Camille ne savait pas, dans la réaction de Ballanger, ce qui avait pris le pas, du soulagement ou de l’étonnement.

— Vous connaissez ce livre ?

— Évidemment. Et… Qu’est-ce qui vous fait penser…

— Il m’est assez difficile de vous livrer des détails de l’enquête. Notre hypothèse est que ces deux affaires sont liées.
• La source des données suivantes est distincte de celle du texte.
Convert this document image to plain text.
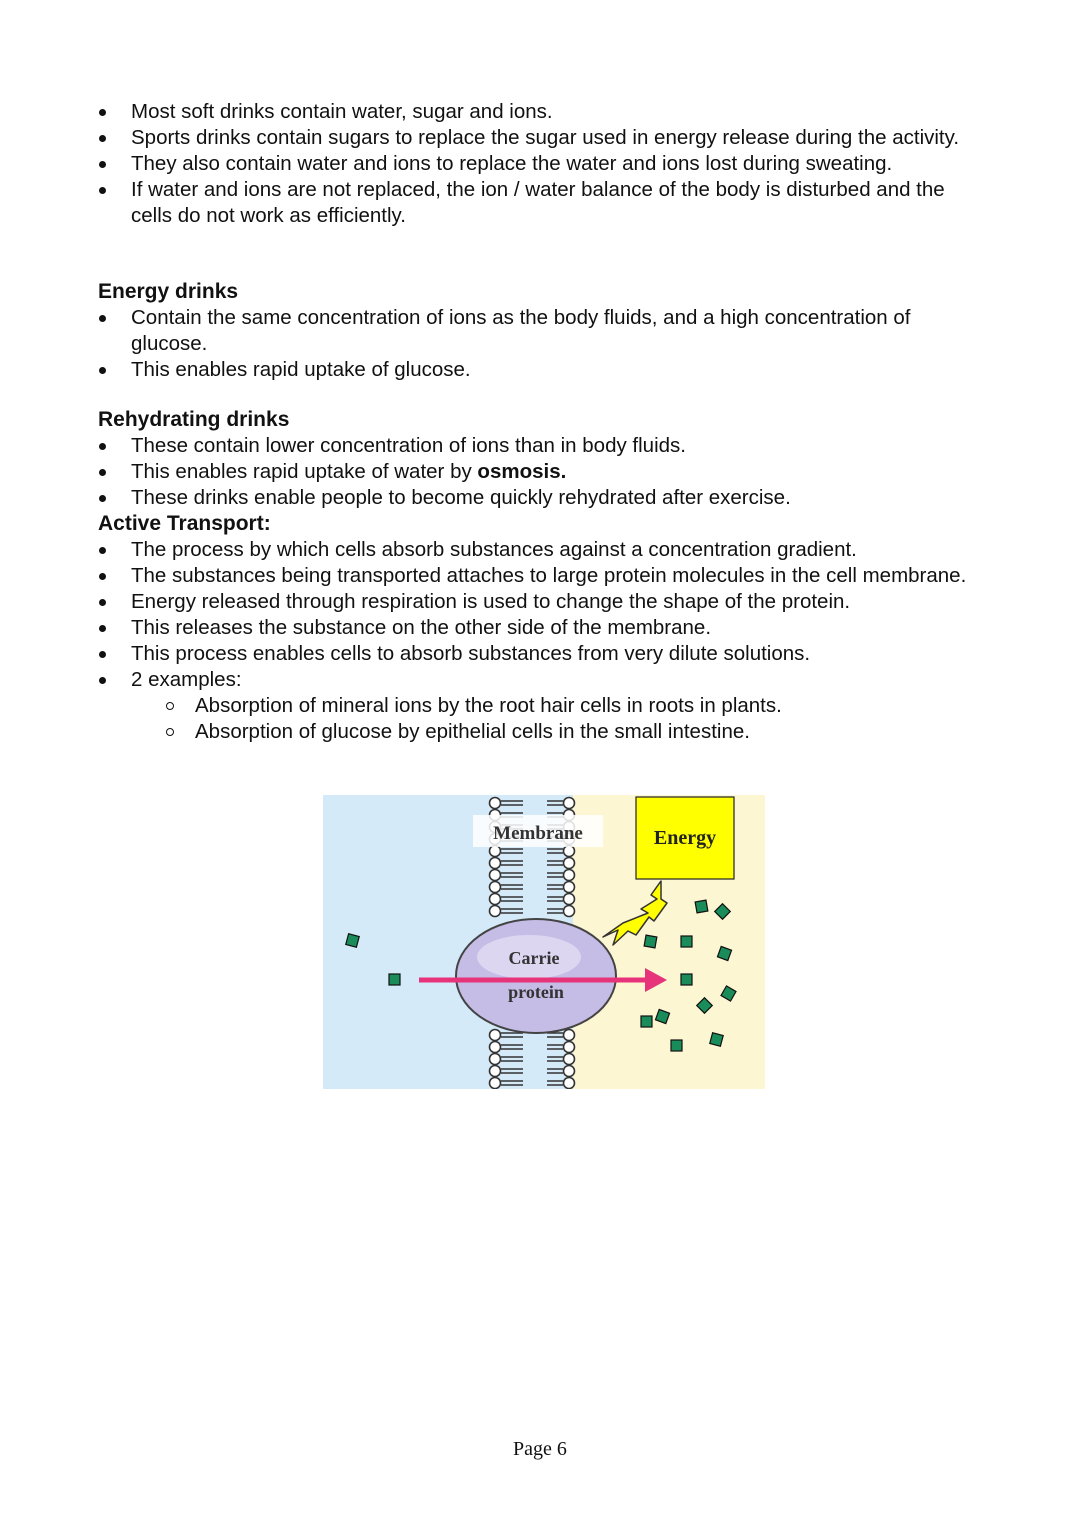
Most soft drinks contain water, sugar and ions.
Sports drinks contain sugars to replace the sugar used in energy release during the activity.
They also contain water and ions to replace the water and ions lost during sweating.
If water and ions are not replaced, the ion / water balance of the body is disturbed and the cells do not work as efficiently.
Energy drinks
Contain the same concentration of ions as the body fluids, and a high concentration of glucose.
This enables rapid uptake of glucose.
Rehydrating drinks
These contain lower concentration of ions than in body fluids.
This enables rapid uptake of water by osmosis.
These drinks enable people to become quickly rehydrated after exercise.
Active Transport:
The process by which cells absorb substances against a concentration gradient.
The substances being transported attaches to large protein molecules in the cell membrane.
Energy released through respiration is used to change the shape of the protein.
This releases the substance on the other side of the membrane.
This process enables cells to absorb substances from very dilute solutions.
2 examples:
Absorption of mineral ions by the root hair cells in roots in plants.
Absorption of glucose by epithelial cells in the small intestine.
Carrie
protein
Membrane	Energy
Page 6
Puisque le premier crime semble être directement inspiré du livre de James Ellroy, nous nous demandons si les autres…

— … ne viennent pas, eux aussi, d’un autre livre d’Ellroy !

— Non, nous avons vérifié, ça n’est pas le cas. Non, je pense plutôt que les autres crimes pourraient venir d’autres livres. Pas forcément d’Ellroy.

Ballanger avait reposé ses coudes sur ses genoux. Il se tenait le menton dans une main et regardait le sol.

— Et vous me demandez…

— Pour tout vous dire, monsieur Ballanger, je suis assez peu amateur de littérature policière. Ma culture dans ce domaine est même plutôt… rudimentaire. Je cherche quelqu’un qui puisse m’aider, j’ai pensé à vous.

— Pourquoi moi ? demanda Ballanger.

— Votre livre sur la Série Noire. J’ai pensé que peut-être…

— Oh, fit Ballanger, c’est un vieux truc. Il faudrait le remettre à jour. Les choses ont beaucoup changé depuis.

— Pouvez-vous nous aider ?

Ballanger se grattait le menton. Il avait l’air embarrassé d’un médecin porteur d’une mauvaise nouvelle.

— Je ne sais pas si vous avez fréquenté l’Université, monsieur…

— Verhœven. Oui, j’ai fait mon droit à la Sorbonne. C’est assez ancien, je vous l’accorde.

— Oh, les choses n’ont pas dû changer beaucoup. Nous sommes toujours des spécialistes.

— C’est pour ça que je suis là.

— Ça n’est pas exactement ce que je voulais dire… Je me suis penché sur la littérature policière. C’est un domaine très vaste. Ma recherche portait sur la thématique des romans de la Série Noire. De la Série Noire exclusivement. Je me suis même limité aux mille premiers numéros. Je les connais très bien, mais il ne s’agit tout de même que de mille livres sur une littérature qui doit en comprendre quelques millions. L’étude de la problématique policière m’a évidemment conduit à des incursions au-delà de la Série Noire. James Ellroy, dont vous me parlez, n’a pas été édité dans ma collection de référence, il ne fait pas partie, du moins pas encore, des classiques du genre. Je le connais pour l’avoir lu, je ne peux prétendre en être un spécialiste…

Camille se sentit agacé. Ballanger parlait comme un livre pour expliquer qu’il n’en avait pas lu suffisamment.

— En clair ? demanda Camille.

Ballanger lui jeta le regard, agacement mêlé de stupeur, qu’il devait réserver à ses plus mauvais étudiants.

— En clair, si les affaires dont vous me parlez font partie de mon corpus, je pourrai peut-être vous aider. Cela dit, c’est très limité.